Owen is reported to have made up his mind quickly that things would have to change when he visited the British embassy in Washington in March.

Jay, speaking to reporters today, said his one worry is that his appointment would hurt the prime minister unfairly.

"My first reaction was, well, I must go and see him and talk to him - and I did talk to him, and he's a very big man," said Jay.

Jay said he hoped to "persuage people the appointment was justified" by doing a good job.

Jay has many qualities that will help him in Washington. Apart from his intellect - a first-class honors degree from Oxford University in politics, philosophy and economics, six years in the treasury - he has developed almost a love affair with America.
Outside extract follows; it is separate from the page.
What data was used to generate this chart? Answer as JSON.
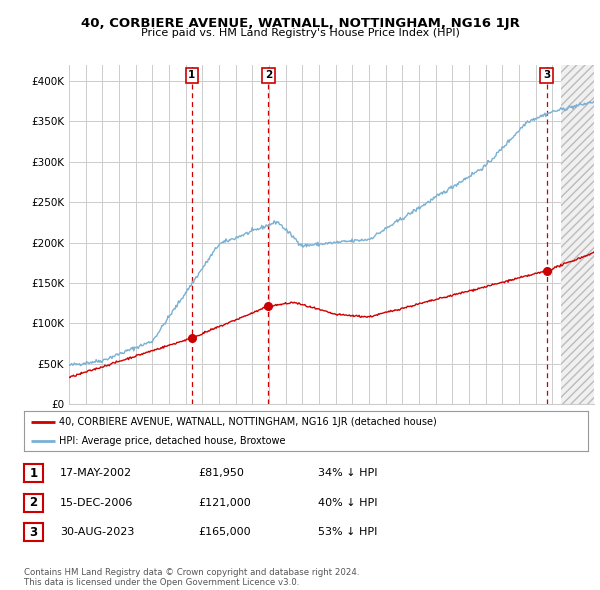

He first traveled widely there on a Ford Foundation grant in 1966. He has also made many journalistic trips there and carried out his job of economics editor from the United States for most of 1969.

When TIme magazine listed 150 future world leaders in 1974, Jay was one of Britain's six candidates, the youngest apart from Prince Charles.

Owen wants Jay to bring his own attitudes to the job and to project an image of Britain. Jay told one reporter, "I shall try to dissuade the Americans from some of the strange ideas and assumptions they have about us - that we have an old-fashioned sort of society."

Whatever happens, Jay - the argumentative theorist with all the public polish acquired as presenter of a television current affairs program - can be expected to put forward a very different image to that of Sir Peter, wose own image is more in line with is hobby of in Virginia. Ramsbotham is given high praise here for helping to ease Concorde's path into the United Stae for helping to ease Concorde's path into the United States, however.